I’ve heard some crazed EU-fantasists over the years, but Leonard was new to me and he’ll now go into my collection. He’s the author of a booklet entitled ‘Why Europe will run the 21st Century’, surely one of the most risible titles one could think of. Leonard, though, has a vision. Historians, he told the audience, would one day describe how in 50 years war between European powers became unthinkable; waves of countries being brought out of dictatorships and into democracy. When historians look at a map of the world, ‘they’ll describe a zone of peace, spreading like a blue oil slick from the west coast of Ireland to the east of the Mediterranean, sucking in new members in its wake’. Apart from the present 25 countries, these historians would describe a long queue of others who are desperate to join, from Ukraine to Turkey to Croatia, even Morocco. Why not chuck in the whole of North Africa as well, I thought. Everywhere in the world, he continued, countries were trying to copy the European model.

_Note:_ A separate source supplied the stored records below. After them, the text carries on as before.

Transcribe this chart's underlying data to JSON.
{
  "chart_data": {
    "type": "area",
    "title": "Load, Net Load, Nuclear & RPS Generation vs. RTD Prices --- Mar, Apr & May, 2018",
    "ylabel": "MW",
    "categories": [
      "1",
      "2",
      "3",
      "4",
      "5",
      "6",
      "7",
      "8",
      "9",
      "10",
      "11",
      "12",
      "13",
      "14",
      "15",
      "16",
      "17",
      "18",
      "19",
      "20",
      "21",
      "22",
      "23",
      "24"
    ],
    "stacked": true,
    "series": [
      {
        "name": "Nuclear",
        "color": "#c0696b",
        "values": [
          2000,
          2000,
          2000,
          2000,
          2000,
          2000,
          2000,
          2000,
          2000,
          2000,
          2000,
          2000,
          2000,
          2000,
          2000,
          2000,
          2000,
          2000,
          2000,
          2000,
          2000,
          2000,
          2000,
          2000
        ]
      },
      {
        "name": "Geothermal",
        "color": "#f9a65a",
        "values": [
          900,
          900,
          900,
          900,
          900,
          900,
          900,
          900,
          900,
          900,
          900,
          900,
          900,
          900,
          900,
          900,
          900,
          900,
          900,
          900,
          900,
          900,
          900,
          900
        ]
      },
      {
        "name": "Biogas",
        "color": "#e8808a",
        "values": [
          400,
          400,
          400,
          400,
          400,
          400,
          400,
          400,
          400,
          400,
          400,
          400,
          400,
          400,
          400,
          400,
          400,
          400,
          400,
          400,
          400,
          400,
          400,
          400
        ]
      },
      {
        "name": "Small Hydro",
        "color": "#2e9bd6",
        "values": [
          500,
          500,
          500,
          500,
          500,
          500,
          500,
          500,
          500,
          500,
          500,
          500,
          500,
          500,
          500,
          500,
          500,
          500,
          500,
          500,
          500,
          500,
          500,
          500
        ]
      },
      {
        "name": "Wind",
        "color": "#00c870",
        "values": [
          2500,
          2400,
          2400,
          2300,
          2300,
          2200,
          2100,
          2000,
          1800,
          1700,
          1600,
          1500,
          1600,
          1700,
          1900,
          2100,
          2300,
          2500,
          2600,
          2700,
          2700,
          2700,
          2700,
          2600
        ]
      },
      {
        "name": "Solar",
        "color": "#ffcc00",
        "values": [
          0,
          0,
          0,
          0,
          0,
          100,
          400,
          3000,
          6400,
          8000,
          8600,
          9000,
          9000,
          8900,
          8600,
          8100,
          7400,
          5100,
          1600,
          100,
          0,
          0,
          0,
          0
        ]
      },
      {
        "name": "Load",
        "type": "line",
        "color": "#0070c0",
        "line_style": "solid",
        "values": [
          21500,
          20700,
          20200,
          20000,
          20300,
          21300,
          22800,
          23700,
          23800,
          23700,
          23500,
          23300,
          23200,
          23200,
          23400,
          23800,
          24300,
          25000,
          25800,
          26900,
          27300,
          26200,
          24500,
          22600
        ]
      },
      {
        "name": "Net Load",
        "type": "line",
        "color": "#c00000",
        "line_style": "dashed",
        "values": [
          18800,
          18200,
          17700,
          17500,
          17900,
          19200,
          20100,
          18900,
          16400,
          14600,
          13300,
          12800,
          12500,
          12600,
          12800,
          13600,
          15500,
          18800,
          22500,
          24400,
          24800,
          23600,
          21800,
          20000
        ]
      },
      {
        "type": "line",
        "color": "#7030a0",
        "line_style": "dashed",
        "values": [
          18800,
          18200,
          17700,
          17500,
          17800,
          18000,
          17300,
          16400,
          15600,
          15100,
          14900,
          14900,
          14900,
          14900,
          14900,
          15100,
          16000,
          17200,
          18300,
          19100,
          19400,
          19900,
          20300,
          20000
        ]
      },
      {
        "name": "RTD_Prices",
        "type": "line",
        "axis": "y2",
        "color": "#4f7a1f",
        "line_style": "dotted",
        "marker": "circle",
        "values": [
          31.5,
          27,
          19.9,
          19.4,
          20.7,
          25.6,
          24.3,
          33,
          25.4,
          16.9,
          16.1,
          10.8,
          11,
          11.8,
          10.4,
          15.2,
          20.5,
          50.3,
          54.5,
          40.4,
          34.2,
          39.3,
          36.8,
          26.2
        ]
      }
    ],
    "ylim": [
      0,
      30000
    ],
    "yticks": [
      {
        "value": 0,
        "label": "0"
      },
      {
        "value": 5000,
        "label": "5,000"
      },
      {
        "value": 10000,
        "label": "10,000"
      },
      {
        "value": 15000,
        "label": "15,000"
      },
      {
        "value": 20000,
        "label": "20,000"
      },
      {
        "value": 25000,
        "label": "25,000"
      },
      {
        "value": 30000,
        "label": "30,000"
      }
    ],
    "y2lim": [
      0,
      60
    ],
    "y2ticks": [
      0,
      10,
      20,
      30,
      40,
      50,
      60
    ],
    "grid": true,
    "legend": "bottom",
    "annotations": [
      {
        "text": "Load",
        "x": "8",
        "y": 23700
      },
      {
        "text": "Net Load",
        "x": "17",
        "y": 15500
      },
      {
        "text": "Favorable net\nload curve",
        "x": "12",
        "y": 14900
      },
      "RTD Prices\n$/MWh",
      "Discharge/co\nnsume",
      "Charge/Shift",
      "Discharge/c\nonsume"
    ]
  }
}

Attempts to bring him back to earth failed. His opponent, Dr Helen Szamuely of the anti-EU Bruges Group, said that the EU was so fixated on integration that it had failed to notice economic developments elsewhere in the world and was now a stagnant backwater as a result. When she quoted government figures indicating that 50 per cent of major and 80 per cent of all legislation now comes from Brussels, Leonard was in denial: no, it’s only 20 per cent, he replied. One striking feature of EU-fanatics is how they appear to hate their own country or at least to have no faith in its ability to survive in the world without being governed from elsewhere. Leonard was convinced that in an age of globalisation it wasn’t good enough to be a country the size of Britain or France. He was supported by Lorraine Fannin of the Scottish Publishers Association who felt that Britain wasn’t important enough to stand alone. Oddly for Glasgow, the audience seemed more EUsceptic and one man snapped at Leonard, ‘Why are you telling lies?’ The next day, listeners to Straw Poll Talkback voted 60/40 in favour of the motion, that it was indeed impossible to have a completely united Europe.
This week in Party Tricks on Radio Four (Tuesday, repeated this Sunday) we entered the dubious world of party activists who use smears and other underhand methods to damage their political opponents. Alastair Campbell was once the leading practitioner, but now they’re at it all over the country. Michael Crick met some of them from the major parties and discovered that both Labour and Conservatives agree that the Lib-Dems are the dirtiest. What came across was that none of the activists was in the least contrite about such reprehensible tactics. They all thought it was a perfectly natural element of politics. A Labour man described how he’d sent party workers to wreck a Charles Kennedy appearance in a Birmingham by-election. They managed to portray the Lib-Dem candidate Nicola Davies as ‘Nokia’ Davies because she apparently supported phone masts. She lost the seat by 500 votes. Alan Barnard from Labour said that for years the party has been sending people to disrupt opponents’ rallies and by doing so getting their placards and slogans on television. One tactic is to send people in costumes to pursue others. Tory MPs moving to safer seats were harrassed by activists dressed up as chickens. Michael Howard was followed by a man in a costume of the Grim Reaper and in the general election campaign of 2001, Oliver Letwin, lying low after recommending tax cuts beyond party policy, had a Sherlock Holmes figure with hounds pretending to seek him out.
A growing practice of Labour is secretly to tape private gatherings of Tories, an example of which brought down Howard Flight at the last general election after he’d made some fairly harmless but misquoted remarks about taxation. Michael Howard overreacted by getting rid of him as the prospective MP for Arundel, thus allowing Labour’s dirty tricks to succeed. The Tories have their own methods, investigating the backgrounds of opponents and feeding information to the press. They’re even rather good at doing it to their own people, as Iain Duncan Smith will testify over ‘Betsygate’. And who at the time was the television reporter who came into possession of the now discredited evidence against him? Why, Crick himself.